Valhalla, NY-based Optionable Inc. continued to feel the backlash Monday more than two weeks after the energy options broker’s largest customer, Bank of Montreal (BMO), revealed a $400 million-plus trading loss (see Daily GPI, April 30). On Monday, Optionable, which has seen a 91% drop in share value since BMO’s loss announcement April 27, reported that Kevin Cassidy, vice chairman, CEO and director of the company, resigned Saturday. That news was followed by the New York Mercantile Exchange (Nymex) resigning board representation.
BMO said it lost between C$350 million and C$450 million (US$313.70 million to US$403.33 million) in wrong-way trades in natural gas, specifically “out-of-the-money options.” The bank warned investors in late April that more related losses could be coming, but that they would be “substantially lower” than the losses already announced.
On Monday, Optionable also issued a public statement on the current turmoil. The company said one of its clients recently incurred some losses that have become a subject of public discussion. On Monday afternoon, shares of Optionable were trading at 49 cents per share, significantly lower than the $7/share the stock was trading at prior to the BMO announcement.
“Gains and losses are both inevitable in trading energy derivatives,” said Albert Helmig, who has taken over day-to-day management of the company as chairman. “We are never pleased when losses dominate for one of our clients, but we do not design or help to design their strategies, nor are we financial advisors. We provide brokerage and execution services for trades that we are instructed to make by our clients.
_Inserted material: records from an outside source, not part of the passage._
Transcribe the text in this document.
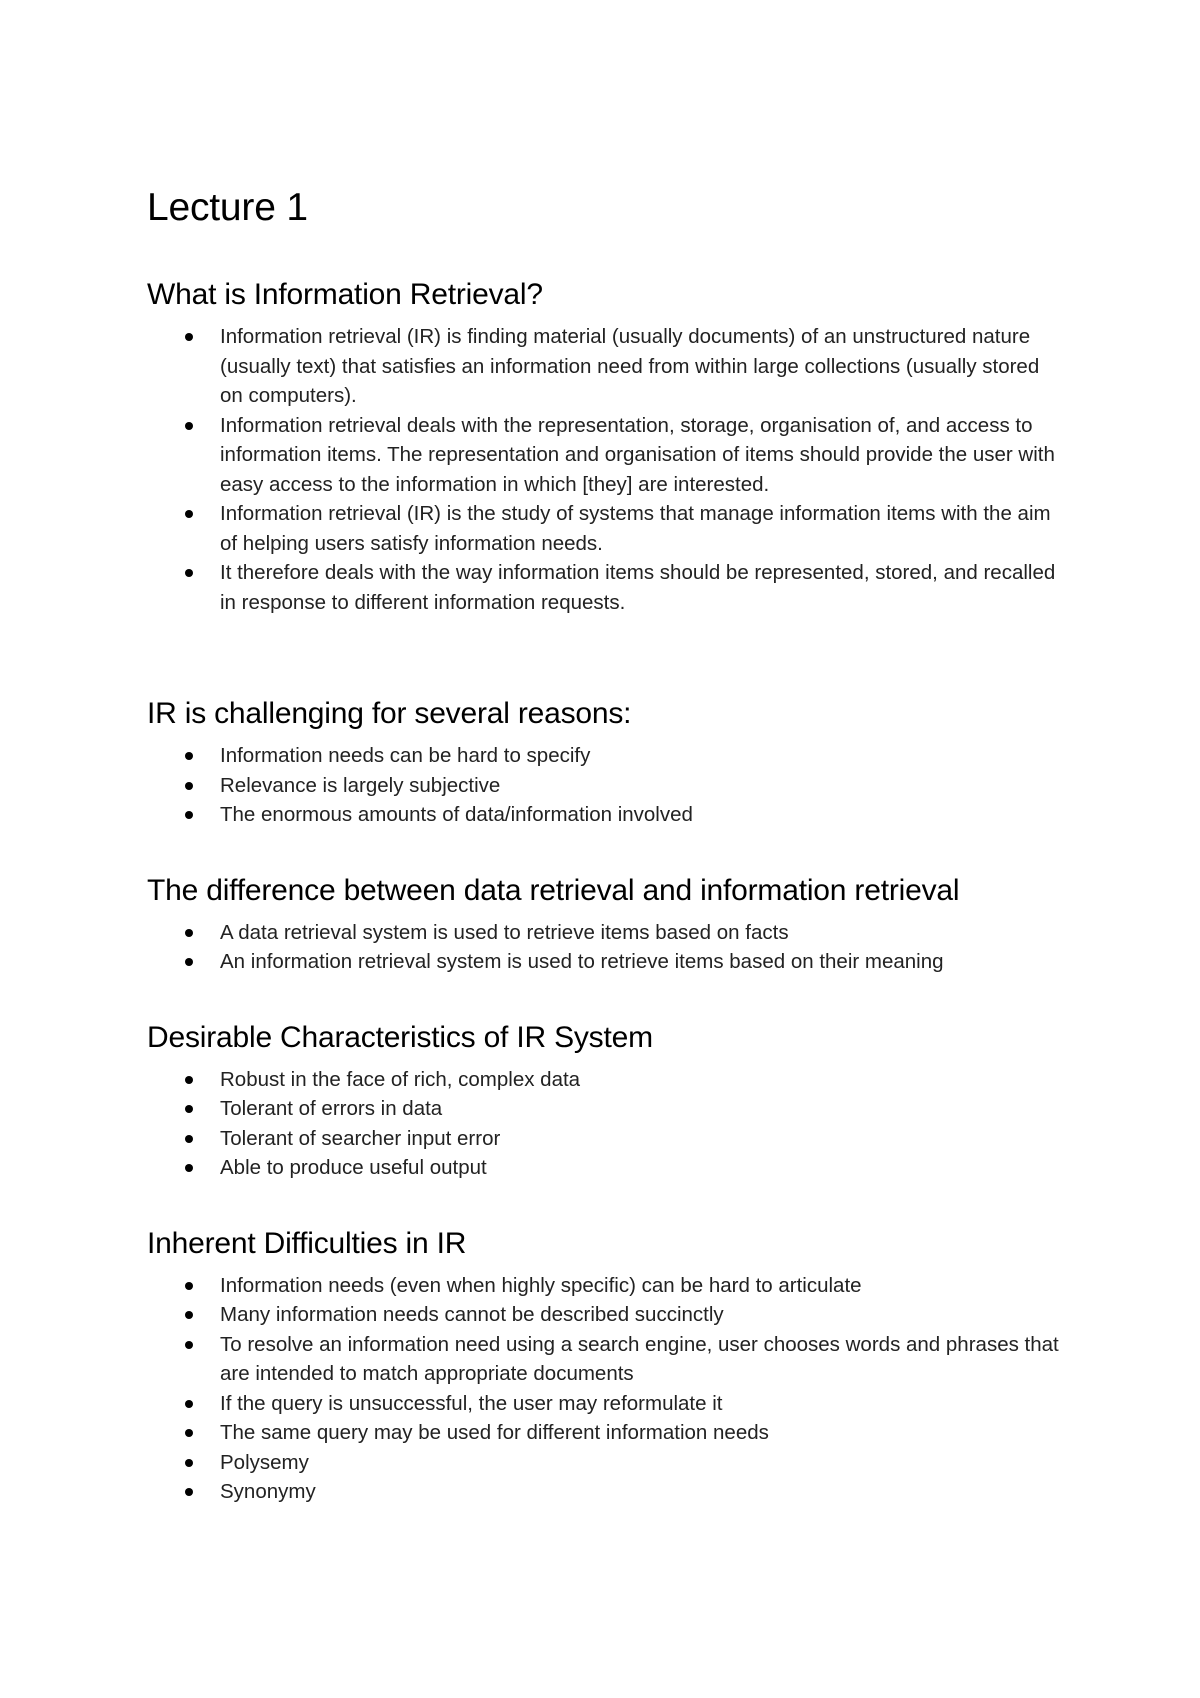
Lecture 1
What is Information Retrieval?
Information retrieval (IR) is finding material (usually documents) of an unstructured nature (usually text) that satisfies an information need from within large collections (usually stored on computers).
Information retrieval deals with the representation, storage, organisation of, and access to information items. The representation and organisation of items should provide the user with easy access to the information in which [they] are interested.
Information retrieval (IR) is the study of systems that manage information items with the aim of helping users satisfy information needs.
It therefore deals with the way information items should be represented, stored, and recalled in response to different information requests.
IR is challenging for several reasons:
Information needs can be hard to specify
Relevance is largely subjective
The enormous amounts of data/information involved
The difference between data retrieval and information retrieval
A data retrieval system is used to retrieve items based on facts
An information retrieval system is used to retrieve items based on their meaning
Desirable Characteristics of IR System
Robust in the face of rich, complex data
Tolerant of errors in data
Tolerant of searcher input error
Able to produce useful output
Inherent Difficulties in IR
Information needs (even when highly specific) can be hard to articulate
Many information needs cannot be described succinctly
To resolve an information need using a search engine, user chooses words and phrases that are intended to match appropriate documents
If the query is unsuccessful, the user may reformulate it
The same query may be used for different information needs
Polysemy
Synonymy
We believe strongly that our brokerage and execution services are and have been rendered appropriately, professionally and correctly.”
In discussing the change of leadership, Helmig said, “In my new and expanded role as executive chairman I am going to assess the situation and guide the company accordingly.” Helmig has more than 30 years of commodity experience from Wall Street to commodity merchant, spanning both physical and financial instruments on a global basis. He is CEO of Gray House, a private consulting firm providing risk management, price models and industry best-practice services to clients such as exchanges, fund managers, financial institutions, producers, integrated energy companies, government agencies and ministries, think tanks and law firms.
Nymex was also distancing itself from Optionable on Monday. In April, Nymex parent company Nymex Holdings Inc. completed agreements with Optionable Inc. and its founding stockholders to acquire 19% of Optionable. As part of the deal, Nymex elected Benjamin Chesir, Nymex vice president of new product development, as a director to the Optionable board.
That arrangement changed Monday. “We are concerned about the recently announced developments at Optionable and are actively reviewing the situation,” Nymex said. “In order to avoid potential conflicts of interest during our review, we are resigning Nymex board representation effective today.”
Optionable provides natural gas and other energy derivatives trading and brokerage services. The company provides its services to brokerage firms, financial institutions, energy traders and hedge funds nationwide. In addition to the traditional voice brokerage business, Optionable developed an automated derivatives trading platform. OPEX is a real-time electronic trade matching and brokerage system designed to improve liquidity and transparency in the energy derivatives market.